Principle 11 encourages members of the insurance industry to work with "an information-sharing and analysis organization (ISAO)," in which their systems and those of their colleagues will report incidents to allow for a rapid response—and to prevent a virus or vulnerability from crippling the industry. There is an educational aspect as well, since these entities will help insurers "stay informed regarding emerging threats or vulnerabilities, as well as physical threat intelligence analysis and sharing." Paired with President Obama's February executive order promoting ISAOs, this guidance follows a recent trend.

Principle 12 emphasizes the importance of cybersecurity training and assessment of employees (both for insurance entities and third parties).

What's Next?

NAIC model laws, regulations and guidance are not directly binding on the industry, so privacy professionals should look to their state (or territory or district) government to determine the extent to which these new principles enter into state law. NAIC recommendations are often adopted in part or whole by state legislators or regulators, so its guidance can provide a key early indicator of emerging issues and coming regulatory trends—and give you a head start.
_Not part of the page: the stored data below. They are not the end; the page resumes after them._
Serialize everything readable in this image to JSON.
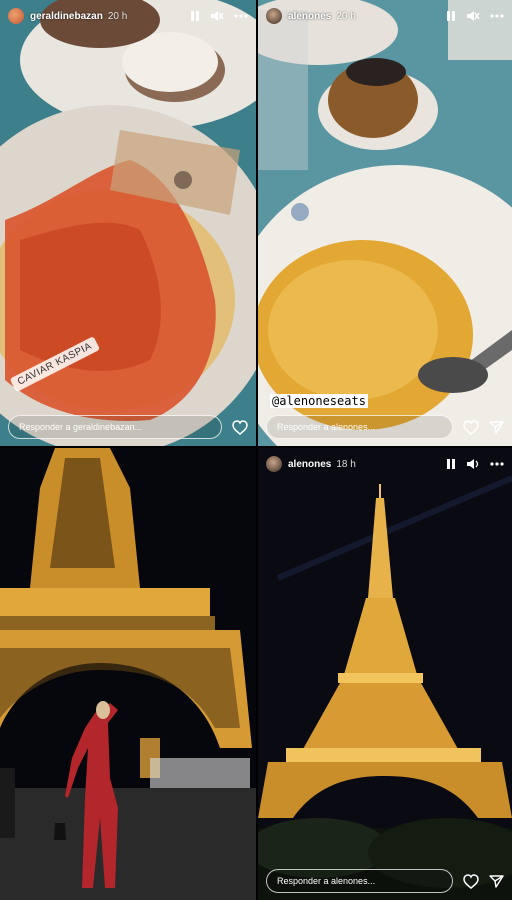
{
  "stories": [
    {
      "username": "geraldinebazan",
      "time": "20 h",
      "reply_placeholder": "Responder a geraldinebazan...",
      "sticker": "CAVIAR KASPIA",
      "icons": [
        "pause-icon",
        "mute-icon",
        "more-icon",
        "heart-icon"
      ]
    },
    {
      "username": "alenones",
      "time": "20 h",
      "reply_placeholder": "Responder a alenones...",
      "mention": "@alenoneseats",
      "icons": [
        "pause-icon",
        "mute-icon",
        "more-icon",
        "heart-icon",
        "send-icon"
      ]
    },
    {
      "username": "",
      "time": "",
      "icons": []
    },
    {
      "username": "alenones",
      "time": "18 h",
      "reply_placeholder": "Responder a alenones...",
      "icons": [
        "pause-icon",
        "volume-icon",
        "more-icon",
        "heart-icon",
        "send-icon"
      ]
    }
  ],
  "colors": {
    "accent_white": "#ffffff",
    "tablecloth": "#4b8a96",
    "tower_gold": "#e0a83a",
    "night_sky": "#0a0a12",
    "dress_red": "#b3262b"
  }
}
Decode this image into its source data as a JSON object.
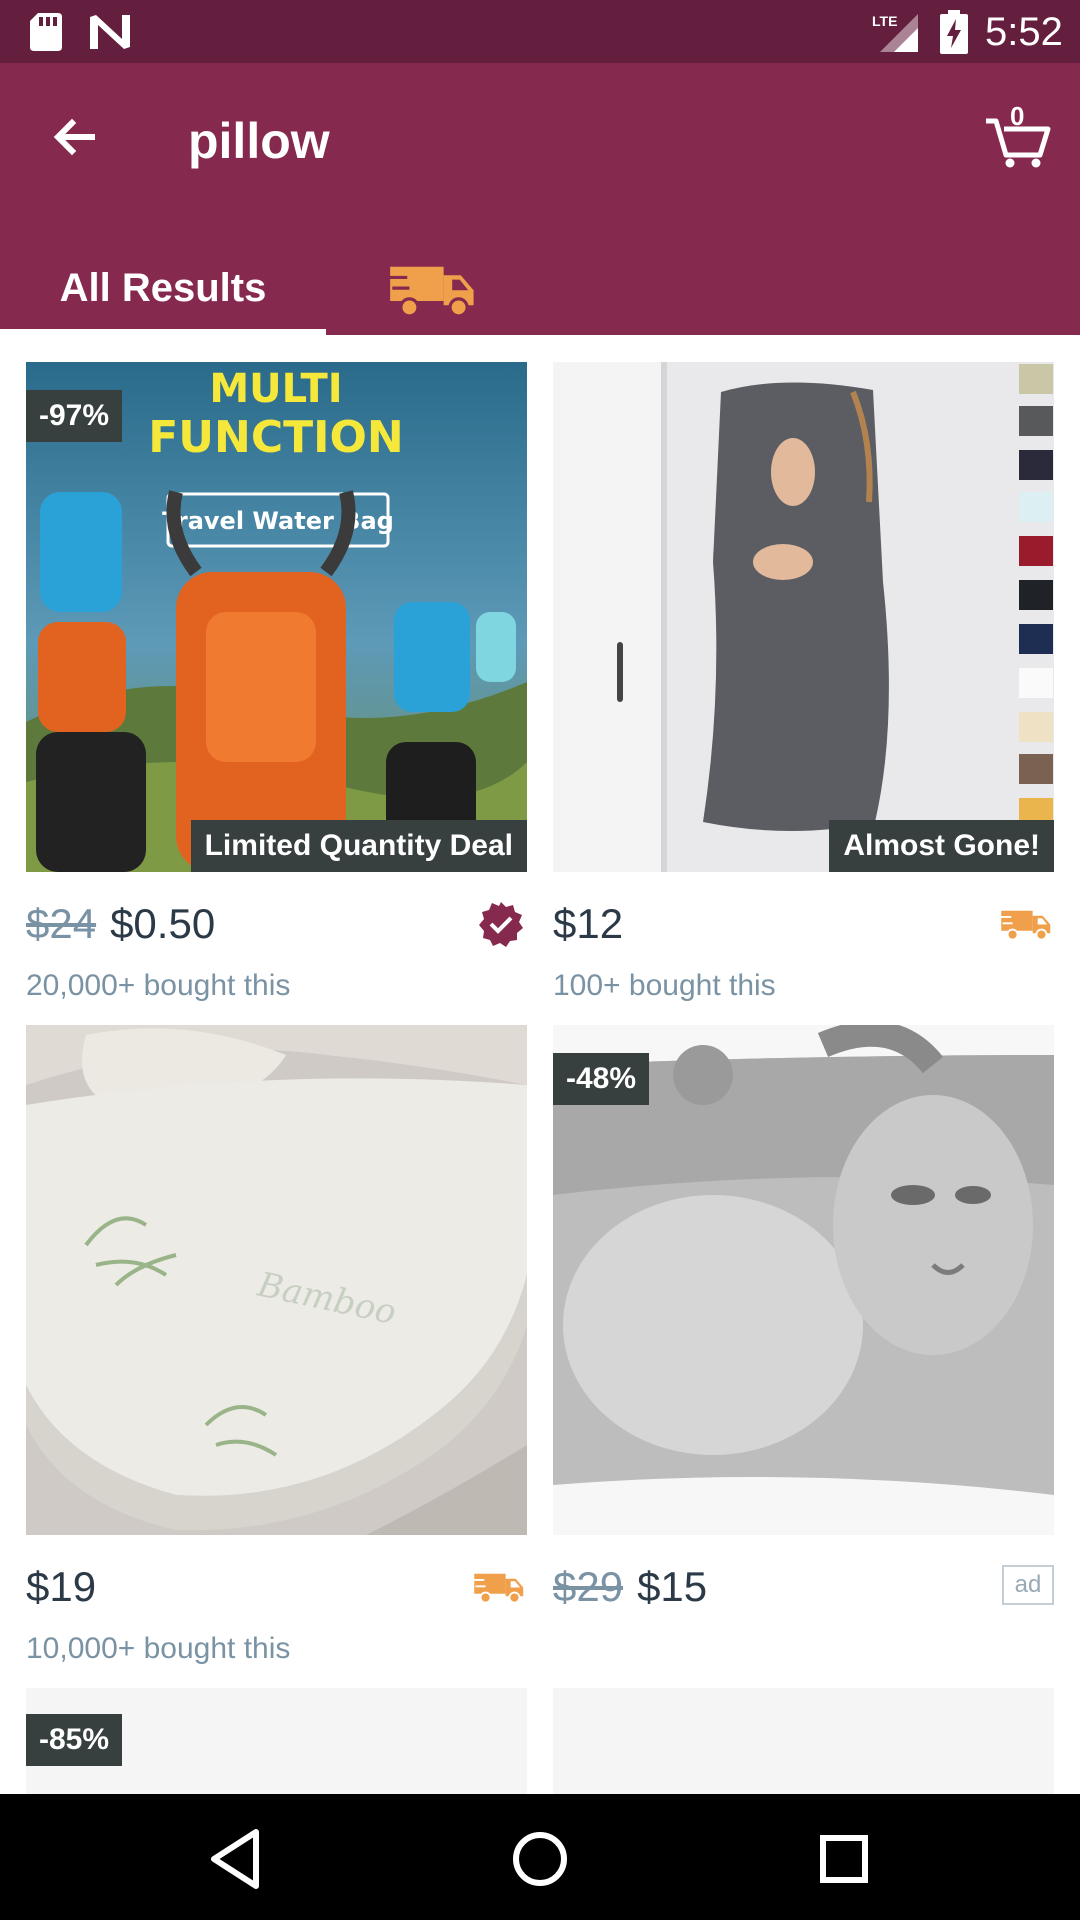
{
  "status_bar": {
    "time": "5:52",
    "network": "LTE",
    "icons": [
      "sd-card-icon",
      "n-notification-icon",
      "lte-signal-icon",
      "battery-charging-icon"
    ]
  },
  "app_bar": {
    "search_query": "pillow",
    "cart_count": "0",
    "tabs": [
      {
        "label": "All Results",
        "selected": true
      },
      {
        "icon": "express-truck-icon",
        "selected": false
      }
    ]
  },
  "colors": {
    "status_bar": "#641f3e",
    "app_bar": "#86294f",
    "accent_orange": "#f0a04b",
    "badge_bg": "#37403f",
    "price_text": "#2c3a47",
    "muted_text": "#7a93a4"
  },
  "products": [
    {
      "image_text": {
        "line1": "MULTI",
        "line2": "FUNCTION",
        "line3": "Travel Water Bag"
      },
      "discount_badge": "-97%",
      "deal_badge": "Limited Quantity Deal",
      "old_price": "$24",
      "price": "$0.50",
      "bought": "20,000+ bought this",
      "corner_icon": "verified-check-icon"
    },
    {
      "deal_badge": "Almost Gone!",
      "price": "$12",
      "bought": "100+ bought this",
      "corner_icon": "express-truck-icon"
    },
    {
      "image_text": {
        "word": "Bamboo"
      },
      "price": "$19",
      "bought": "10,000+ bought this",
      "corner_icon": "express-truck-icon"
    },
    {
      "discount_badge": "-48%",
      "old_price": "$29",
      "price": "$15",
      "ad_label": "ad"
    },
    {
      "discount_badge": "-85%"
    }
  ],
  "nav_bar": {
    "buttons": [
      "back-triangle-icon",
      "home-circle-icon",
      "recents-square-icon"
    ]
  }
}
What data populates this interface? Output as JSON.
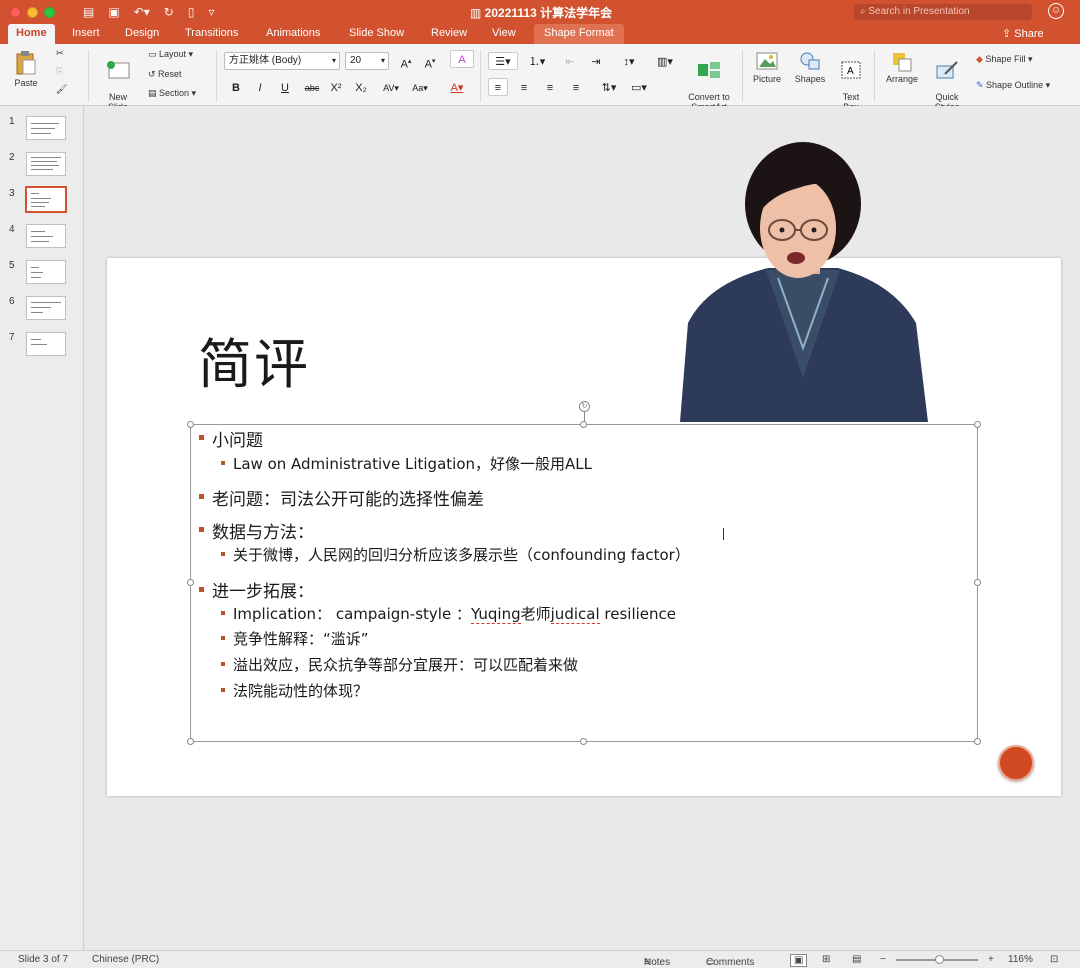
{
  "window": {
    "title": "20221113 计算法学年会",
    "search_placeholder": "Search in Presentation",
    "share_label": "Share"
  },
  "tabs": [
    "Home",
    "Insert",
    "Design",
    "Transitions",
    "Animations",
    "Slide Show",
    "Review",
    "View",
    "Shape Format"
  ],
  "active_tab": "Home",
  "ribbon": {
    "paste": "Paste",
    "new_slide": "New\nSlide",
    "layout": "Layout",
    "reset": "Reset",
    "section": "Section",
    "font_name": "方正姚体 (Body)",
    "font_size": "20",
    "bold": "B",
    "italic": "I",
    "underline": "U",
    "strike": "abc",
    "superscript": "X²",
    "subscript": "X₂",
    "convert_smartart": "Convert to\nSmartArt",
    "picture": "Picture",
    "shapes": "Shapes",
    "text_box": "Text\nBox",
    "arrange": "Arrange",
    "quick_styles": "Quick\nStyles",
    "shape_fill": "Shape Fill",
    "shape_outline": "Shape Outline"
  },
  "thumbnails": [
    "1",
    "2",
    "3",
    "4",
    "5",
    "6",
    "7"
  ],
  "active_slide": 3,
  "slide": {
    "title": "简评",
    "bullets": [
      {
        "level": 1,
        "text": "小问题"
      },
      {
        "level": 2,
        "text": "Law on Administrative Litigation，好像一般用ALL"
      },
      {
        "level": 1,
        "text": "老问题：司法公开可能的选择性偏差"
      },
      {
        "level": 1,
        "text": "数据与方法："
      },
      {
        "level": 2,
        "text": "关于微博，人民网的回归分析应该多展示些（confounding factor）"
      },
      {
        "level": 1,
        "text": "进一步拓展："
      },
      {
        "level": 2,
        "text_parts": [
          "Implication： campaign-style ：",
          "Yuqing",
          "老师",
          "judical",
          " resilience"
        ]
      },
      {
        "level": 2,
        "text": "竞争性解释：“滥诉”"
      },
      {
        "level": 2,
        "text": "溢出效应，民众抗争等部分宜展开：可以匹配着来做"
      },
      {
        "level": 2,
        "text": "法院能动性的体现？"
      }
    ]
  },
  "status_bar": {
    "slide_indicator": "Slide 3 of 7",
    "language": "Chinese (PRC)",
    "notes": "Notes",
    "comments": "Comments",
    "zoom": "116%"
  },
  "colors": {
    "accent": "#d2522f",
    "bullet": "#c0502a"
  }
}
Even if implemented, it remains to be seen just how impactful these principles might be, since some of this guidance may align with existing requirements from state insurance regulators or state financial laws. For example: insurance companies and agents are already subject to the Gramm-Leach-Bliley Act (GLBA) and its "affirmative and continuing obligation to respect the privacy of its customers and to protect the security and confidentiality of those customers’ non-public personal information” (15 U.S.C. § 6801). (For more, check out the  the GLBA Guide on the IAPP's Resource Center. )

Ultimately, the effect will vary by state. State laws with stricter requirements are not preempted by GLBA, so more elements of the NAIC principles may already be on the books—or states could use this new guidance as an opportunity to beef up their laws. Insurance departments, currently charged with regulating GLBA requirements for their industry, may similarly have more stringent standards in their regulations already or may look to add to the existing body or requirements.

Since several of the NAIC principles promote cutting-edge best practices—ISAOs, holistic ERM, board oversight of risk and audits and more—that might not yet be contemplated by industry organizations' existing policies and procedures, some insurers could find themselves scrambling to catch up.

Privacy pros should take a look now to see how their entity would measure up. Then, when your legislature or regulator acts, you can tell your boss that it's already taken care of.